NORC compiled the qualitative findings from the phone calls and site visit discussions into a Microsoft Access database. Interview notes were regularly reviewed to highlight unanswered questions and raise areas for further consideration. In addition, during the data analysis phase of the project, NORC mapped the research questions to the interview notes to identify key themes and findings.
Our findings should be interpreted in light of the fact that the study methods employed for this project were inherently qualitative. The four health plans cannot be assumed to represent the entire universe of health plans integrating the USPSTF recommendations. Rather, the four health plans represent a convenience sample, as each agreed to participate in the study. Nevertheless, these plans do encompass of variety of characteristics that may affect the delivery and integration of the USPSTF recommendations. The plans are unique in many aspects, including service area, geography, demographics, and methods for integrating and delivering CPS recommendations. Additionally, within each plan, we interviewed a wide sample of respondents with different focus areas, or in the case of the Clinical Advisor respondents, different medical specialties.
We developed an interview protocol that contains a variety of open-ended questions in order to gain unique insights and information from respondents. Due to the open-ended nature of the research questions, it is not possible to precisely present the findings in a quantitative fashion. Rather, the results of this evaluation are discussed more generally in the body of the findings section.
NORC prepared five stand-alone thematic overviews which explore several key cross-cutting themes related to the adoption, integration and delivery, and dissemination of the USPSTF delivery sites. Data from qualitative interviews with health plan respondents, expert interviews, and relevant reports and scholarly literature were used to produce the case studies.

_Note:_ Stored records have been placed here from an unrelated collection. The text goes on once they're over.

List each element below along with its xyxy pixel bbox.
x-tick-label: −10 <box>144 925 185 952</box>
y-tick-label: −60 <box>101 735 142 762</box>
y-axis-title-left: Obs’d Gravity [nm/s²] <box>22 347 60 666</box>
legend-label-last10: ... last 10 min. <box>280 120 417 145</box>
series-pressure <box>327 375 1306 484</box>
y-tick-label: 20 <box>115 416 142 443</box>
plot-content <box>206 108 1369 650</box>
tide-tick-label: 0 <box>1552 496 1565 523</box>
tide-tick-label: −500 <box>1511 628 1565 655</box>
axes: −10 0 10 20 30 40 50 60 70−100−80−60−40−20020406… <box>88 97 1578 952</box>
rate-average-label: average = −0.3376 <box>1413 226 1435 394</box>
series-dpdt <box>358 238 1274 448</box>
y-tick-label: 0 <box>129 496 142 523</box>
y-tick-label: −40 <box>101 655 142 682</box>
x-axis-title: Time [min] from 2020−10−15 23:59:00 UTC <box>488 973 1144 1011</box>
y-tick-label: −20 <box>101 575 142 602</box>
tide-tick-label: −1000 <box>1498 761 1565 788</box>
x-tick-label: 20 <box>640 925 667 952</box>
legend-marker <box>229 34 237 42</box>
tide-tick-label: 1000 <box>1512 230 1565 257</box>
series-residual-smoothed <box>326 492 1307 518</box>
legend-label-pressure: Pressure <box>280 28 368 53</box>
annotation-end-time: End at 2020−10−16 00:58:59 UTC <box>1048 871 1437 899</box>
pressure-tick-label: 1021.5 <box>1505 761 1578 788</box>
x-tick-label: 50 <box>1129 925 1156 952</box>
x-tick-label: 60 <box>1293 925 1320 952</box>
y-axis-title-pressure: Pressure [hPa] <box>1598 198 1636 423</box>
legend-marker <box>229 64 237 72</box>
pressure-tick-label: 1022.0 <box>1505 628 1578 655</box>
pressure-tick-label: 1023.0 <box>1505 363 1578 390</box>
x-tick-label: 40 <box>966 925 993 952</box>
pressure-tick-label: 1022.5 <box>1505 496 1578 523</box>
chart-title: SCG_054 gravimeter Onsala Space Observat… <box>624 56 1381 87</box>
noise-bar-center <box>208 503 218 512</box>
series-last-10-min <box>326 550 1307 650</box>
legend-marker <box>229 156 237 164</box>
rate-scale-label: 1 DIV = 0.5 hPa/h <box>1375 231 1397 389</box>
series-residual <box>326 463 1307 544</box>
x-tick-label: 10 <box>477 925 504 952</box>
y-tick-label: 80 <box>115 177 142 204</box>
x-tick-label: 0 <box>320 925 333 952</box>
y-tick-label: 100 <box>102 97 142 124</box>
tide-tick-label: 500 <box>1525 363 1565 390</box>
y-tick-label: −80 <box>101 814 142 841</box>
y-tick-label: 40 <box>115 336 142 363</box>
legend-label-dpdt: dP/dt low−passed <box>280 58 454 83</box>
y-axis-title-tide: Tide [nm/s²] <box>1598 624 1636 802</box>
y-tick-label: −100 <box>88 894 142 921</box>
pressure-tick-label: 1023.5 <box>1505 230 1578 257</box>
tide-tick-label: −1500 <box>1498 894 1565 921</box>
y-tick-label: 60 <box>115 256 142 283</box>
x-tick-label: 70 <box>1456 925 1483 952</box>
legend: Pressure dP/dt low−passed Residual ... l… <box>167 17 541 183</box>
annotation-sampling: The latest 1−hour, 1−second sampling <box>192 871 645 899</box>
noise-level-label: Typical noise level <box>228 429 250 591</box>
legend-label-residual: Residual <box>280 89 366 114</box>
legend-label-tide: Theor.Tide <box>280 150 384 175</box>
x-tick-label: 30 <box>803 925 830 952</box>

The thematic overviews explore important issues related to the adoption, integration, and delivery of the USPSTF recommendations. Where appropriate, overviews present recommended next steps and opportunities to improve the adoption, integration, and delivery of the USPSTF recommendations. The first overview explores the impact of pay-for-performance on the delivery of the USPSTF recommendations. The second explores the role of health IT in the integration and delivery of the USPSTF recommendations. In the third overview, we suggest systems changes that are needed to improve the implementation of the USPSTF recommendations. The fourth explores the impact of health plan structures on the delivery and integration of the USPSTF recommendations. Finally, the fifth overview explores the impact of a rural health care setting, and the associated challenges of delivering the USPSTF recommendations to a rural patient population.
b. For the purposes of this study, Clinical Advisors are primary care physicians or specialty care providers, who also serve in a leadership or broader prevention role at their health plan.